Lisas POV
Mein Blick fällt auf meinen Schreibtisch und ich kann ein kleines Päckchen darauf erkennen. Das lag da vorhin noch nicht. Langsam stehe ich auf, wische mir mit dem Handrücken wenig ladylike über die Nase und die Augen und gehe zum Schreibtisch. Tatsächlich liegt dort ein Geschenk und ein Umschlag. Die Schrift kommt mir wage bekannt vor und ich brauche einen Moment bis ich realisiert habe, dass es die Schrift von Philipp ist. Was zum Teufel soll das? Warum liegt hier ein Geschenk von ihm, während er drei Straßen weiter mit einer anderen rumpimpert?
Ja, schon klar, die Antwort bekomme ich nicht, wenn ich weiter den Umschlag anstarre. Ich nehme also den Umschlag und das Päckchen und setze mich vor mein Bett auf den Boden. Erst Päckchen oder erst Umschlag? Ich schaue beides an und entscheide mich für das Päckchen. Es nützt ja nichts. Ich muss wissen, was in beidem ist, damit ich damit umgehen kann. Es nicht zu wissen würde mich irre werden lassen.

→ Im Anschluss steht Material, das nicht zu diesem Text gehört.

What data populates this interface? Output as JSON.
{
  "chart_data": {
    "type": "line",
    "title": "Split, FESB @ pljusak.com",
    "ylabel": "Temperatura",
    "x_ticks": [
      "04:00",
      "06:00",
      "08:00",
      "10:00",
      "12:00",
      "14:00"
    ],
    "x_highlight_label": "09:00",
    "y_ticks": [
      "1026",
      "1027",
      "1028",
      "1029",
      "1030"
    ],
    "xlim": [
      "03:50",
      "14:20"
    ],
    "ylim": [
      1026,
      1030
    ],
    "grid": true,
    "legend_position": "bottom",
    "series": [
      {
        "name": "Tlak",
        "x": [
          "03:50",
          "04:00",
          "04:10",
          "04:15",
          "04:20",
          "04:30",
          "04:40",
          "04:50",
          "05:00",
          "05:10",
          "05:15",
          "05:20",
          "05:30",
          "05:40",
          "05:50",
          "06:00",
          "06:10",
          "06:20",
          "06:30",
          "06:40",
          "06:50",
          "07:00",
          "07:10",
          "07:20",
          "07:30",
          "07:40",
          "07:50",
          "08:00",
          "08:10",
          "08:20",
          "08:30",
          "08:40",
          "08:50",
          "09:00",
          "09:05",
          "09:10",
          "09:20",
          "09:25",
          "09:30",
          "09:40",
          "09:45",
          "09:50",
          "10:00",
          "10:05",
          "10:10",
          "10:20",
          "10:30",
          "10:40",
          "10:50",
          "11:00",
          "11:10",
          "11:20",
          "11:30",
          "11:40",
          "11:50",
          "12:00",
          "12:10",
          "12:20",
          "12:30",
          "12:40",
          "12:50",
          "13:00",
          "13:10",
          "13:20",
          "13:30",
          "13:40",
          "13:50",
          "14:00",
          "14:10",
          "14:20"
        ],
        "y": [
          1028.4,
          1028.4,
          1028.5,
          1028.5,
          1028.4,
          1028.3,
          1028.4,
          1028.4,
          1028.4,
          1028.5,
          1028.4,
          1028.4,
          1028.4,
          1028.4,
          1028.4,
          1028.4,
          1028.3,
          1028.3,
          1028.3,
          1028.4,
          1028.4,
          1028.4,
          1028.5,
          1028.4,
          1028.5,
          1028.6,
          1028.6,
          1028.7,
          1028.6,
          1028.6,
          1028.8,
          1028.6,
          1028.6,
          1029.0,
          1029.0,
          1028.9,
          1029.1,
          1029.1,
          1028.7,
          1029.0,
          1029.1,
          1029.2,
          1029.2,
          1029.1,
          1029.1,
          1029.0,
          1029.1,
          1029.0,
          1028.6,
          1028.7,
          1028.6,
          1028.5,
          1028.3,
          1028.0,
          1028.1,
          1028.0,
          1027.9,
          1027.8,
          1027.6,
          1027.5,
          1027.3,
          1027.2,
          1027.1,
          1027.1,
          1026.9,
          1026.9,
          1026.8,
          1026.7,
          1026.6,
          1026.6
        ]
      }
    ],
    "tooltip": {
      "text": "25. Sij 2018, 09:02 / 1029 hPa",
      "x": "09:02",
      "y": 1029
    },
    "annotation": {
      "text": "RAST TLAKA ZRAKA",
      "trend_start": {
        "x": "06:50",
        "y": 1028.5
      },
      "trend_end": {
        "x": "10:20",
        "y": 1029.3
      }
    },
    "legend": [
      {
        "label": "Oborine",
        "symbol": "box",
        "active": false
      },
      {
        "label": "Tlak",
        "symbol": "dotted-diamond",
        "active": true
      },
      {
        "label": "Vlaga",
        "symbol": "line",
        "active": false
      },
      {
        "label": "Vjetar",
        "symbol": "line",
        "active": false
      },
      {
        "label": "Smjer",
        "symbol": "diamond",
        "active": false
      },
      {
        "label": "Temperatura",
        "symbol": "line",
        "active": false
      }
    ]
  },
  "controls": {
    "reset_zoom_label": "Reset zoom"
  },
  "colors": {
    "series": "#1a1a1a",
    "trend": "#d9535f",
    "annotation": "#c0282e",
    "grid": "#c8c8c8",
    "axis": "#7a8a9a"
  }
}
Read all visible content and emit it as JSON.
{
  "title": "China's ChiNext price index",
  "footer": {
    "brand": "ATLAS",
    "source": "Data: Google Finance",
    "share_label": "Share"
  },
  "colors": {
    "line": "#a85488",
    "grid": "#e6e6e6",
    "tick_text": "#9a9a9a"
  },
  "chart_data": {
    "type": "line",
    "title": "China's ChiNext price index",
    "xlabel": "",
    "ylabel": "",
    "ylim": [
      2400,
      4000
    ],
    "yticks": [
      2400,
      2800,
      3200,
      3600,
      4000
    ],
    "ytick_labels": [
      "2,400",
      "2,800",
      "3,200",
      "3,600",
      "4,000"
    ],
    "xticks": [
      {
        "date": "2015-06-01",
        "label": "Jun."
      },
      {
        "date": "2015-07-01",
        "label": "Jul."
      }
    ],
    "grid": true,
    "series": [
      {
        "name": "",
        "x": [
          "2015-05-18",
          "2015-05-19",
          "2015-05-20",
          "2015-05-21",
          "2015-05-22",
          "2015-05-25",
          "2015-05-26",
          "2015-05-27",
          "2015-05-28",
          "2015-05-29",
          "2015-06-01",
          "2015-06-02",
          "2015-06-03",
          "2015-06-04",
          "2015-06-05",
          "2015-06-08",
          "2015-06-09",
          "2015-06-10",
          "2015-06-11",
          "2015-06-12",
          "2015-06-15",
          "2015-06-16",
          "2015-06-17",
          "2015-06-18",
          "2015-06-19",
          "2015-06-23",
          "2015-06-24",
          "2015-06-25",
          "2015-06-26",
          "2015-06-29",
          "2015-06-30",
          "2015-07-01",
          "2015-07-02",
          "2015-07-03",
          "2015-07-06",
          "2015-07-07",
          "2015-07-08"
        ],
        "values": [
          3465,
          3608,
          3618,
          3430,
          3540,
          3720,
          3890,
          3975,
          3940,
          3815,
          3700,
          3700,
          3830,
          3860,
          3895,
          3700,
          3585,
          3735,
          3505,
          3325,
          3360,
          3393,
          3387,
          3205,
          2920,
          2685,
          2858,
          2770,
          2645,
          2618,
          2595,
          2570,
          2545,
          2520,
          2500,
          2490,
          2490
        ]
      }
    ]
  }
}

Das Papier des Päckchen ist dunkelblau und mit einer Schleife verziert, beides wirkt abgegriffen. Vorsichtig löse ich den Knoten der Schleife und lege sie neben mich auf den Boden. Das Tesafilm ist ebenfalls schnell geöffnet und nachdem ich das Papier entfernt habe, halte ich eine kleine, schwarze Schachtel in den Händen. Meine Finger zittern als ich den Deckel der Schachtel hochhebe.
In dem Kästchen liegt eine silberne Halskette mit einem Schuh als Anhänger, in dem Schuh ist ein kleiner Edelstein eingearbeitet. Verblüfft betrachte ich die Kette einige Zeit und drehe sie in der Hand, damit ich das Funkeln des Steines sehen kann.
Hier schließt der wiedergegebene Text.